Pendant le mouvement des retraites, les étudiants ont été nombreux dans les cortèges, notamment après l’annonce du 49.3 par Elisabeth Borne. Mais ils n’ont pas occupé durablement et massivement leurs université, comme cela avait pu se voir en 2018 dans le mouvement contre Parcoursup. Le blocage n’est plus présenté comme un moyen absolument incontournable pour se faire entendre.
« Il y a des facs, comme à Rennes 2, où ça fait partie du folklore et nous n’y sommes pas opposés. Mais bloquer pour bloquer alors que les étudiants ne le veulent pas toujours, nous n’y sommes pas favorables », précise Félix Sosso, le porte-parole de la Fage. Celui-ci se dit plus favorable à la banalisation des cours, les jours de manifestation. Du côté de l’Unef, « nous sommes pour le blocage lorsqu’on sait qu’il y a une issue derrière. On essaie de bloquer pour manifester », juge Flavie Quilan.

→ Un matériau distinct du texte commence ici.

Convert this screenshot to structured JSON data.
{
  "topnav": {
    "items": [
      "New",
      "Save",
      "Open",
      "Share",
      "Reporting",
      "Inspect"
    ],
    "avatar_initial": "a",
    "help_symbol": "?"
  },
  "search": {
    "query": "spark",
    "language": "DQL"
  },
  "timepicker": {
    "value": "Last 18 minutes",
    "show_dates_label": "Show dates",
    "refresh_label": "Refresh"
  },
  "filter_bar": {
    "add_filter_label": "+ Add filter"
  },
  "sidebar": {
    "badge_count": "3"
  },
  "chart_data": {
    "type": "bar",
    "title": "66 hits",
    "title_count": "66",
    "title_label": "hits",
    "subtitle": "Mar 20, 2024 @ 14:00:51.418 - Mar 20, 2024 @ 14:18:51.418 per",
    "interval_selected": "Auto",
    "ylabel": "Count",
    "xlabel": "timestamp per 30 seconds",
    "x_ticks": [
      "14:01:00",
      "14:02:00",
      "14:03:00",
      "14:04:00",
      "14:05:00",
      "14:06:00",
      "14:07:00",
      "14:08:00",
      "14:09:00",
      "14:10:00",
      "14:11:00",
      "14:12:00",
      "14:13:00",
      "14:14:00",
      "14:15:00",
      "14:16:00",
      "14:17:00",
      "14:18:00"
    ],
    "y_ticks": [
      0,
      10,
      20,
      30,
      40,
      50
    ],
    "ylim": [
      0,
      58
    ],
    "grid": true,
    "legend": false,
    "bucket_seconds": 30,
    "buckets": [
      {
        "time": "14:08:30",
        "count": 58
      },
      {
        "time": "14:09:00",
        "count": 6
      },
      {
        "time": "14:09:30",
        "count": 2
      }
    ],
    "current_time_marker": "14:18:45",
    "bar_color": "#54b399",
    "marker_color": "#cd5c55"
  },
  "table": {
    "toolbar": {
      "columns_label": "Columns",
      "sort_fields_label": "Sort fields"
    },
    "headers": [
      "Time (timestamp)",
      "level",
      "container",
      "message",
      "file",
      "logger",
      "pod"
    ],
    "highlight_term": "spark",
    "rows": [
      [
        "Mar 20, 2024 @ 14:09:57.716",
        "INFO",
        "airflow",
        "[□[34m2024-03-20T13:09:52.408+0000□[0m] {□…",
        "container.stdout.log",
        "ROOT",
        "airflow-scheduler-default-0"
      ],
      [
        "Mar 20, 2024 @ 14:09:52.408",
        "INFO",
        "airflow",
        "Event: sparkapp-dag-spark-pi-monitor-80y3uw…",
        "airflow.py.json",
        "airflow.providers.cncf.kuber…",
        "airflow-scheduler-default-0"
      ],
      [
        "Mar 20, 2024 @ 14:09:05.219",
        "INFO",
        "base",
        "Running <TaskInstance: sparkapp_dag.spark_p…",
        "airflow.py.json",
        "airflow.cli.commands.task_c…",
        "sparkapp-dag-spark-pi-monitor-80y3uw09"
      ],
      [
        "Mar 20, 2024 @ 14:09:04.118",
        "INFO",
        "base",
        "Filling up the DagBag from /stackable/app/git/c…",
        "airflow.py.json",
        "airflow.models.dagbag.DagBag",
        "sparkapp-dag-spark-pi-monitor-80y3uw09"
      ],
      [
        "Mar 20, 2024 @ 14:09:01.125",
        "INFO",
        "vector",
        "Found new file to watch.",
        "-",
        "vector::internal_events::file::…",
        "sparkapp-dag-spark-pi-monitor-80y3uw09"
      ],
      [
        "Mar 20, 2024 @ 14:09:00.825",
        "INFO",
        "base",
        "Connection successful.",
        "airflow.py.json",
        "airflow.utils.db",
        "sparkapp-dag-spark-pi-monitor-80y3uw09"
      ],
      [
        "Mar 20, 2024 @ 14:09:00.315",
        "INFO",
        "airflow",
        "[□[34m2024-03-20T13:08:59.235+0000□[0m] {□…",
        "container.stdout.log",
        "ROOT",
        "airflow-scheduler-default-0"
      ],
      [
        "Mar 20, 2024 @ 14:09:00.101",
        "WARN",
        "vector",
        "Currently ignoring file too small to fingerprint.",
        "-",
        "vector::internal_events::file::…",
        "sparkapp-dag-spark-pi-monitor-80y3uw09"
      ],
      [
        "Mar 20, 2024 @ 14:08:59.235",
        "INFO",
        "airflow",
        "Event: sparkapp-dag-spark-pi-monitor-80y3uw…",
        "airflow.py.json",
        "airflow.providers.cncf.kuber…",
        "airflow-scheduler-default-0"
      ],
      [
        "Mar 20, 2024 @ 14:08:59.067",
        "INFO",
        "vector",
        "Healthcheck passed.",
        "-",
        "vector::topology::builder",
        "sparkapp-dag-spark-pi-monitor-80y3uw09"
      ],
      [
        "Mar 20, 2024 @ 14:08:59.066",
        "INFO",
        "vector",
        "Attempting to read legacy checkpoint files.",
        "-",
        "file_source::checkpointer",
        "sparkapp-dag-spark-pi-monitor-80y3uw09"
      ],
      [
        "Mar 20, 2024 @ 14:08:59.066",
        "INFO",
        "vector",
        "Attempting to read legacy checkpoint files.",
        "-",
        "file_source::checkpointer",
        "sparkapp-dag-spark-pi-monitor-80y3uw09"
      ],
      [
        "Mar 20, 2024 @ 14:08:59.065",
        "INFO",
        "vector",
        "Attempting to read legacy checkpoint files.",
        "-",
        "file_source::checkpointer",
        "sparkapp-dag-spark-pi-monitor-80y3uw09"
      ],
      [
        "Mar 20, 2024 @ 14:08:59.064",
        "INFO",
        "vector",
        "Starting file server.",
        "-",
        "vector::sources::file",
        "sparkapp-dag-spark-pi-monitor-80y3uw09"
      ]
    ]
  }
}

Étudiants et lycéens mobilisés : « une volonté de museler cette jeunesse par la violence »
Ces positions sont aussi la conséquence des nouvelles pratiques post-COVID mises en place par les universités lors de mouvements sociaux. « Les universités ont pris l’habitude de basculer les cours à distance quand il y avait risque de blocage, ou de tout simplement fermer. Obtenir la banalisation des cours n’est pas forcément une victoire, puisque cela conduit souvent à vider les facs et à réduire les moments où les étudiants peuvent s’organiser », argumente Hugo Prévost. Autre point qui explique la diminution des occupations de facs : le mouvement étudiant fait l’objet d’une forte répression.
Développer la solidarité sur le campus
Enfin, les 3 syndicats contactés ont tous insisté sur le fait de remettre au centre de leurs batailles l’aide aux étudiants précaires. Une conséquence du COVID, là encore. « Pendant cette période, nous nous sommes transformés en resto du cœur », raconte Hugo Prévost. Or la pratique n’a pas été perdue depuis : elle s’est même renforcée. « L’idée c’est de développer la solidarité sur le campus dans un contexte d’inflation », assure Flavie Quilan de l’Unef. À Amiens, son syndicat organise donc régulièrement des distributions de protections menstruelles lavables, ou propose des friperies. Enfin, la Fage mène un grand projet d’épicerie solidaire. Tout cela s’ajoute évidemment au travail constant d’assistance mené auprès des jeunes, tâche habituelle du syndicalisme étudiant.